European utilities scared of renewable energy

Another reason Southern Company needs to get on with a smart grid, using its biggest private R&D outfit in the U.S. Now that solar has reached grid parity with everything including natural gas (and years since it passed nuclear), if the utilities don’t get out in front, they’re going to be left behind.

Derek Mead wrote for Motherboard yesterday, European Utilities Say They Can’t Make Money Because There’s Too Much Renewable Energy,

Renewable energy has been on a tear the past few years, with growth in many countries spurred by subsidies for wind and solar power. Now the heads of 10 European utility companies say EU subsidies should end, because they've got more renewable energy than they know what to do with.

The 10 CEOs in question, who refer to themselves as the Magritte group because they first met in an art gallery, represent companies that control about half the power capacity of Europe. The group gave a press conference today— Reuters says that 10 such executives giving a joint public statement is “unprecedented”—to hammer home a message they’ve been trumpeting ahead of an EU energy summit in 2014: There’s too much energy capacity, which has driven prices down so far that they can’t make any money.

As long as there are nukes or coal plants, there’s too much capacity. European utilities need to get on with things like connecting north German wind generation with south Germany or making better deals with nearby countries such as Poland, while working up wave and tide generation in the Baltic, North Sea, Atlantic, and Mediterranean. Add links to sunny and windy north Africa and middle East, and problem solved. This Magritte group can accomplish that if it wants to lead instead of going Luddite.

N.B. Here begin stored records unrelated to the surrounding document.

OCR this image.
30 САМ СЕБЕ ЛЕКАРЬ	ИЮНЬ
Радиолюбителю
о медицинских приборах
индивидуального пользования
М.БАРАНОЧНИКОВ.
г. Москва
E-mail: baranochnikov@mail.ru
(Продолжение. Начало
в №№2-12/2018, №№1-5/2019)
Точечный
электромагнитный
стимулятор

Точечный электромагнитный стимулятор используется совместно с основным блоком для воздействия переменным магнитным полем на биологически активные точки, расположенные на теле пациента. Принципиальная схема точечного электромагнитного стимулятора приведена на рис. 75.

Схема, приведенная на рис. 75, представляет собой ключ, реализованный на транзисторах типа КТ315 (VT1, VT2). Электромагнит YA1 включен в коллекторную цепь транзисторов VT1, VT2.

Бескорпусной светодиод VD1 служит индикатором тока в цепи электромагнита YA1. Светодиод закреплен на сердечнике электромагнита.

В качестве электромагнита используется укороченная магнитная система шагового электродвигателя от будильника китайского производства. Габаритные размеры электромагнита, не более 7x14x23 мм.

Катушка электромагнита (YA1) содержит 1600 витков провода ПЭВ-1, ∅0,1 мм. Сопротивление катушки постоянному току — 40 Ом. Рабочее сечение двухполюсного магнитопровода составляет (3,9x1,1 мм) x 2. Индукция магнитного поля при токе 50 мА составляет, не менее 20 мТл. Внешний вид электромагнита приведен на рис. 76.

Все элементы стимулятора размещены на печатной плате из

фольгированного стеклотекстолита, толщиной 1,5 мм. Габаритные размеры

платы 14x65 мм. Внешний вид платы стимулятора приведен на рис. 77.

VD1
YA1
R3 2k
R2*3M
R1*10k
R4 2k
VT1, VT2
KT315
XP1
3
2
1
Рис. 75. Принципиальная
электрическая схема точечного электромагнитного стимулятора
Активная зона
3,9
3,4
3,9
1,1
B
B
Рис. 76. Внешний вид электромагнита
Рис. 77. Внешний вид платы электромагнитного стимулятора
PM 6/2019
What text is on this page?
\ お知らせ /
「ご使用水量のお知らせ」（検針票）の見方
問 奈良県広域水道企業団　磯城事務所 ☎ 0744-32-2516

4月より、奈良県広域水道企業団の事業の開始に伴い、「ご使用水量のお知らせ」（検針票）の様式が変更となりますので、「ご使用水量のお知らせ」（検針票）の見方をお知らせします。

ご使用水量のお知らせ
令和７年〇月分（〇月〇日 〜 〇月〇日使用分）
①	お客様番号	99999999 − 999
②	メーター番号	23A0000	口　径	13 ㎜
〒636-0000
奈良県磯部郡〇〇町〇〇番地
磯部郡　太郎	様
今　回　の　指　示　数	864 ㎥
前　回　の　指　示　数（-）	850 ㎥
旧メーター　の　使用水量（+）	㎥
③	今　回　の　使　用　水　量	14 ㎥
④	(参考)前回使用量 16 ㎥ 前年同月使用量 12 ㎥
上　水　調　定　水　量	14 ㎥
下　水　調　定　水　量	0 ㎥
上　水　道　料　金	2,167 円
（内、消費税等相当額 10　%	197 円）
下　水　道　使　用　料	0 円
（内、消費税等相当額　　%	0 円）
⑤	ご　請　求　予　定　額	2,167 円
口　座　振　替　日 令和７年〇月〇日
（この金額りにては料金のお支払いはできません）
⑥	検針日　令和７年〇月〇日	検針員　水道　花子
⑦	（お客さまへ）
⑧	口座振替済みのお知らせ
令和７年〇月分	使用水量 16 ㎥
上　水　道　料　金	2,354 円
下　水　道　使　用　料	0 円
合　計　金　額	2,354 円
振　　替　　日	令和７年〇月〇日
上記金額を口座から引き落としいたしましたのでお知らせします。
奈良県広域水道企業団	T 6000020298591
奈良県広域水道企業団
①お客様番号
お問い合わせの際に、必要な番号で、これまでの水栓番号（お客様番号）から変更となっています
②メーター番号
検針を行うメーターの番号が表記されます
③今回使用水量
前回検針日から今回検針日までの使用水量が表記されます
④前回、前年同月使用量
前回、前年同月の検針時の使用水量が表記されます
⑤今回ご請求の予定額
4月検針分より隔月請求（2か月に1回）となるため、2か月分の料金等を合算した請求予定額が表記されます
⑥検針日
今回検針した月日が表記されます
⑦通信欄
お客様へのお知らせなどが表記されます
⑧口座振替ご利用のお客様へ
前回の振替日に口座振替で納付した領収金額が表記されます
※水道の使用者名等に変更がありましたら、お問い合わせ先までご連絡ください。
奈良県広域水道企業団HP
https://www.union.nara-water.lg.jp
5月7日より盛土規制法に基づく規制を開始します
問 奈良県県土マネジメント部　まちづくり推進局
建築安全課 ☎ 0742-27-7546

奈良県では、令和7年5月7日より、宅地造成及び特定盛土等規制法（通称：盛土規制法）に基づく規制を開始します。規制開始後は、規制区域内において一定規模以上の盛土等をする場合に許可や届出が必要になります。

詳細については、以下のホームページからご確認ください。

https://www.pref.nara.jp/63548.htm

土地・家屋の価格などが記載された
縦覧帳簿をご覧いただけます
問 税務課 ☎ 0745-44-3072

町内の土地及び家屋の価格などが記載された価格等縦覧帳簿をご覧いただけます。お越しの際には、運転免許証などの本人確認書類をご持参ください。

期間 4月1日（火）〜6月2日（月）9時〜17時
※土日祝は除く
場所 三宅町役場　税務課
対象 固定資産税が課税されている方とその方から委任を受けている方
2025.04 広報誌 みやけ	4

Who are the Magritte group? EurActiv.com posted 11 October 2013, Energy CEOs call for end to renewable subsidies,

The group — which includes top utilities such as France’s GDF Suez, Germany’s E.ON, Spain’s Iberdrola and Italy’s Enel — has made an impact, as several countries, including Spain, Germany and France, have reviewed or are reviewing support schemes for renewable energy….

The group—which also includes Germany’s RWE, Italy’s Eni, Spain’s Gas Natural, Sweden’s Vattenfall, Czech CEZ and Dutch GasTerra—calls on the EU to set up capacity remuneration systems that would pay utilities for standby capacity.

The Motherboard story goes on with the utilities’ weepy complaint that solar and wind are subsidized yet they have to keep their old-style nukes and natural gas plants running for when the wind don’t blow and the sun don’t shine. Excess capacity, boo hoo. Georgia Power keeps raising rates here for natural gas and nukes while wallowing in state and federal nuclear subsidies and trying to charge us more for solar power. Utilities love subsidies, as long as they prop up guaranteed monopoly profits! Sorry, utilities, as Edison Electric Institute has warned you, your cozy century-long centralized baseload business model is being busted by rooftop solar.

Solar stocks are beating fossil fuel stocks for a reason, and that reason is Moore’s Law for solar: solar PV prices keep falling every year, pushing solar deployments up every year like compound interest. That’s is going to leave fossilized utility execs out of work like Steve Ballmer of Microsoft because of Apple’s iPhone, and he went from laughing to fired in only six years.

Solar power will win like the Internet did, and there’s nothing the traditional utilities can do that will stop it. They can slow it down (expect artificial blackouts soon), but it’s going to happen. Utilities can get out in front and lead, or get left behind in their coal smoke as the sun rises. Put that in your pipe and smoke it, Magritte group, while you still have smoking pipes left.